The lawyer cited several legal authorities to justify his argument. “Ojokolobo v Alamu (1987) 3 NWLR (Pt.61) 377 – The Supreme Court held that upon repeal, the former statute “is dead for all purposes except to the extent that accrued rights or liabilities under it are saved”.
“A.G. Lagos State v Dosunmu (1989) 3 NWLR (Pt.111) 552 – Savings clauses operate to preserve “past transactions, rights and obligations,” not to continue the existence of the repealed law. Uwaifo v A.G. Bendel State (1983) 14 NSCC 57 – The court struck down attempts to “revive the authority” of a repealed statute for future actions. Repeal terminates prospective application.

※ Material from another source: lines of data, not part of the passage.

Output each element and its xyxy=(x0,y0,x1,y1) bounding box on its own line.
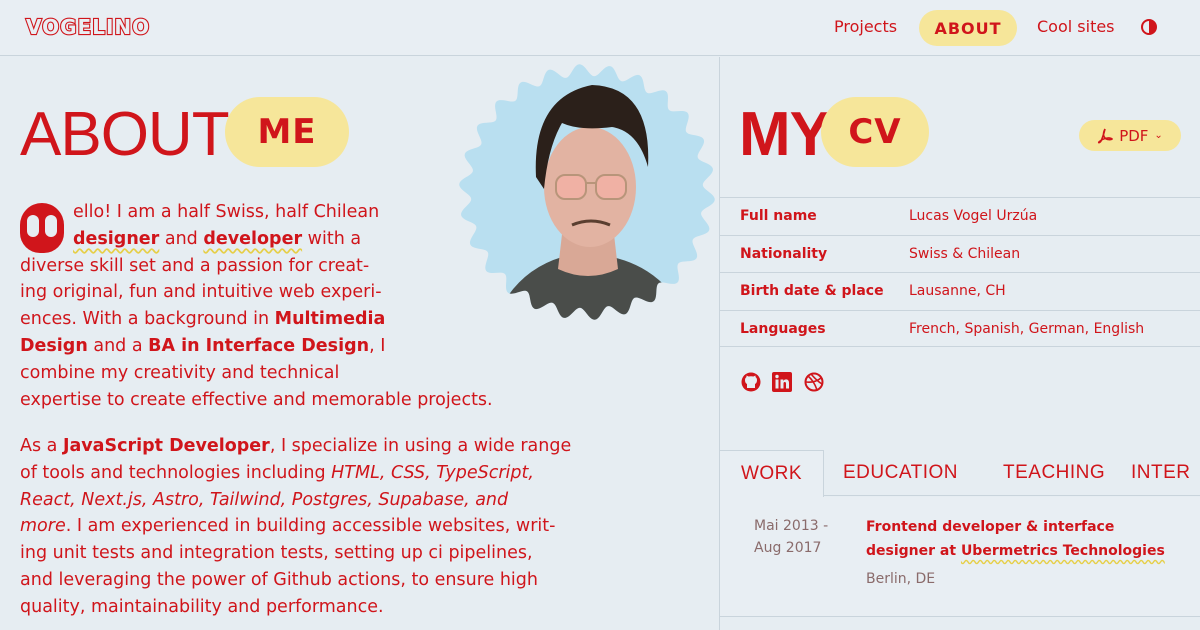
tab-work[interactable]: WORK xyxy=(720,450,824,497)
text-line: As a JavaScript Developer, I specialize … xyxy=(20,436,572,456)
nav-cool-sites-link[interactable]: Cool sites xyxy=(1037,17,1115,36)
info-row: Nationality Swiss & Chilean xyxy=(720,234,1200,273)
text-line: Design and a BA in Interface Design, I xyxy=(20,335,386,356)
pdf-icon xyxy=(1098,128,1114,143)
text-line: ello! I am a half Swiss, half Chilean xyxy=(73,202,380,222)
text-line: ing unit tests and integration tests, se… xyxy=(20,543,533,564)
cv-heading: MY xyxy=(739,100,831,169)
about-section: ABOUT ME ello! I am a half Swiss, half C… xyxy=(0,57,719,630)
job-title-line: Frontend developer & interface xyxy=(866,519,1115,535)
tab-interests[interactable]: INTER xyxy=(1131,450,1191,496)
text-line: and leveraging the power of Github actio… xyxy=(20,569,538,590)
chevron-down-icon: ⌄ xyxy=(1154,130,1163,141)
tab-teaching[interactable]: TEACHING xyxy=(1003,450,1105,496)
info-value: Lausanne, CH xyxy=(909,283,1006,299)
info-row: Languages French, Spanish, German, Engli… xyxy=(720,309,1200,347)
linkedin-icon[interactable] xyxy=(771,371,793,393)
info-key: Nationality xyxy=(740,245,828,262)
info-value: Lucas Vogel Urzúa xyxy=(909,208,1038,224)
job-date-from: Mai 2013 - xyxy=(754,518,829,534)
github-icon[interactable] xyxy=(740,371,762,393)
intro-paragraph: ello! I am a half Swiss, half Chilean de… xyxy=(20,199,520,413)
text-line: more. I am experienced in building acces… xyxy=(20,516,556,537)
pdf-download-button[interactable]: PDF ⌄ xyxy=(1079,120,1181,151)
me-pill: ME xyxy=(225,97,349,167)
company-link[interactable]: Ubermetrics Technologies xyxy=(961,543,1165,559)
text-line: of tools and technologies including HTML… xyxy=(20,462,534,483)
info-key: Birth date & place xyxy=(740,283,884,299)
tab-education[interactable]: EDUCATION xyxy=(843,450,958,496)
dribbble-icon[interactable] xyxy=(803,371,825,393)
info-row: Birth date & place Lausanne, CH xyxy=(720,272,1200,310)
job-title: Frontend developer & interface designer … xyxy=(866,515,1186,563)
text-line: quality, maintainability and performance… xyxy=(20,596,384,617)
job-location: Berlin, DE xyxy=(866,571,936,587)
text-line: expertise to create effective and memora… xyxy=(20,389,493,410)
cv-section: MY CV PDF ⌄ Full name Lucas Vogel Urzúa … xyxy=(719,57,1200,630)
info-key: Languages xyxy=(740,320,826,337)
nav-about-link[interactable]: ABOUT xyxy=(919,10,1017,46)
text-line: designer and developer with a xyxy=(73,228,362,249)
personal-info-table: Full name Lucas Vogel Urzúa Nationality … xyxy=(720,197,1200,347)
job-date-to: Aug 2017 xyxy=(754,540,822,556)
job-title-prefix: designer at xyxy=(866,543,961,559)
theme-toggle-icon[interactable] xyxy=(1141,19,1157,35)
text-line: ing original, fun and intuitive web expe… xyxy=(20,282,382,303)
cv-tabs: WORK EDUCATION TEACHING INTER xyxy=(720,450,1200,497)
nav-projects-link[interactable]: Projects xyxy=(834,17,897,36)
text-line: diverse skill set and a passion for crea… xyxy=(20,255,370,276)
info-value: Swiss & Chilean xyxy=(909,245,1021,262)
job-title-line: designer at Ubermetrics Technologies xyxy=(866,539,1186,563)
cv-pill: CV xyxy=(821,97,929,167)
site-logo[interactable]: VOGELINO xyxy=(25,14,150,41)
job-dates: Mai 2013 - Aug 2017 xyxy=(754,515,828,559)
pdf-label: PDF xyxy=(1119,126,1149,145)
work-entry: Mai 2013 - Aug 2017 Frontend developer &… xyxy=(720,497,1200,617)
info-row: Full name Lucas Vogel Urzúa xyxy=(720,197,1200,235)
text-line: React, Next.js, Astro, Tailwind, Postgre… xyxy=(20,489,509,510)
text-line: combine my creativity and technical xyxy=(20,362,340,383)
info-key: Full name xyxy=(740,208,817,224)
about-heading: ABOUT xyxy=(20,100,230,169)
text-line: ences. With a background in Multimedia xyxy=(20,309,386,330)
info-value: French, Spanish, German, English xyxy=(909,320,1145,337)
skills-paragraph: As a JavaScript Developer, I specialize … xyxy=(20,433,590,621)
top-navigation: VOGELINO Projects ABOUT Cool sites xyxy=(0,0,1200,56)
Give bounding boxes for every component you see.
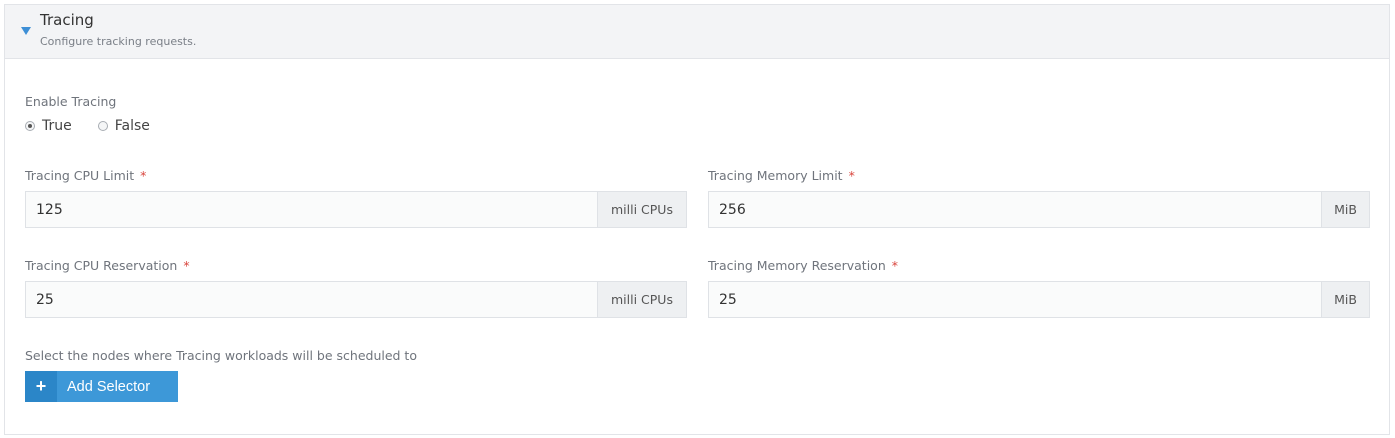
- cpu-limit-unit: milli CPUs: [597, 192, 686, 227]
- cpu-limit-label-text: Tracing CPU Limit: [25, 168, 135, 183]
- cpu-limit-input[interactable]: [26, 192, 597, 227]
- cpu-reservation-input[interactable]: [26, 282, 597, 317]
- cpu-reservation-label: Tracing CPU Reservation *: [25, 258, 190, 273]
- radio-true-label[interactable]: True: [42, 118, 72, 134]
- enable-tracing-radio-group: True False: [25, 118, 176, 134]
- cpu-limit-field: milli CPUs: [25, 191, 687, 228]
- memory-limit-unit: MiB: [1321, 192, 1369, 227]
- required-marker: *: [140, 168, 147, 183]
- add-selector-button[interactable]: + Add Selector: [25, 371, 178, 402]
- memory-limit-label-text: Tracing Memory Limit: [708, 168, 843, 183]
- section-header[interactable]: Tracing Configure tracking requests.: [5, 5, 1389, 59]
- section-title: Tracing: [40, 11, 94, 29]
- required-marker: *: [891, 258, 898, 273]
- cpu-reservation-field: milli CPUs: [25, 281, 687, 318]
- enable-tracing-label: Enable Tracing: [25, 94, 117, 109]
- memory-limit-input[interactable]: [709, 192, 1321, 227]
- memory-limit-label: Tracing Memory Limit *: [708, 168, 855, 183]
- radio-false-label[interactable]: False: [115, 118, 150, 134]
- required-marker: *: [848, 168, 855, 183]
- radio-false-circle[interactable]: [97, 121, 108, 131]
- memory-reservation-field: MiB: [708, 281, 1370, 318]
- cpu-limit-label: Tracing CPU Limit *: [25, 168, 146, 183]
- memory-reservation-unit: MiB: [1321, 282, 1369, 317]
- radio-false[interactable]: False: [97, 118, 150, 134]
- radio-true[interactable]: True: [25, 118, 72, 134]
- cpu-reservation-unit: milli CPUs: [597, 282, 686, 317]
- memory-reservation-label-text: Tracing Memory Reservation: [708, 258, 886, 273]
- add-selector-label: Add Selector: [67, 378, 151, 395]
- radio-true-circle[interactable]: [25, 121, 35, 131]
- memory-reservation-label: Tracing Memory Reservation *: [708, 258, 898, 273]
- required-marker: *: [183, 258, 190, 273]
- memory-limit-field: MiB: [708, 191, 1370, 228]
- memory-reservation-input[interactable]: [709, 282, 1321, 317]
- cpu-reservation-label-text: Tracing CPU Reservation: [25, 258, 178, 273]
- node-selector-label: Select the nodes where Tracing workloads…: [25, 348, 417, 363]
- plus-icon: +: [25, 371, 57, 402]
- section-subtitle: Configure tracking requests.: [40, 35, 197, 48]
- caret-down-icon[interactable]: [21, 27, 31, 35]
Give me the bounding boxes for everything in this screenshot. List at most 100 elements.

“Mustapha v Governor of Lagos State (2020) LPELR-49784 (CA) – A savings clause “does not and cannot breathe life into a law that has ceased to exist.” Chief Ogbunyiya v Okudo (1979) 6–9 SC 32 – A repealed law “remains dead and of no effect except for accrued or completed matters”. R v Burke (1913) 12 CLR 669 (High Court of Australia) – Across common-law jurisdictions, savings clauses are universally interpreted to prevent voids — not to permit new trials under dead legislation.”
These authorities destroy the government’s strategy completely as a savings clause cannot authorise a fresh trial under a repealed statute, Chidera noted, further citing Okumagba v Egbe (1965) NMLR 62 – which held that once a law is repealed, no new proceedings can be founded upon it.
According to him, in Nnamdi Kanu’s case, the alleged offences were framed exclusively under the TPAA — a law the National Assembly intentionally killed.
“The transitional clause in Section 97 TPPA preserves only liabilities, not the instrument of trial. Section 98(3) cannot command a court to close its eyes to a repeal,” he added.
Chidera described the judge’s alleged failure to take judicial notice of the repeal as a “jurisdiction-killing error”.
“Because he refused to acknowledge a repeal that is public, enacted, gazetted, and judicially noticed across Nigerian courts, Omotosho’s no-case ruling and final conviction are void ab initio,” he said, citing Onochie v Odogwu which held that proceedings founded on an incorrect assumption of law must be set aside.
The lawyer further cited NNPC v Fawehinmi (1998) 7 NWLR (Pt.559) 598 – which held that courts must take judicial notice of all laws, repeal or amendment inclusive, as failure to do so is a “grave error”.
He also cited A.G. Abia v A.G. Federation (2005) 17 NWLR (Pt.955) 490 – which stipulated that courts must apply extant law as it exists, not as the parties imagine it to be, as well as Onochie v Odogwu (2006) 6 NWLR (Pt.975) 65 – which held that failure to take judicial notice of a statutory instrument voids the entire decision.
“No appellate court — not even one eager to “sustain a veneer of conviction” — can cure a jurisdictional nullity. They can only acknowledge it,” he declared.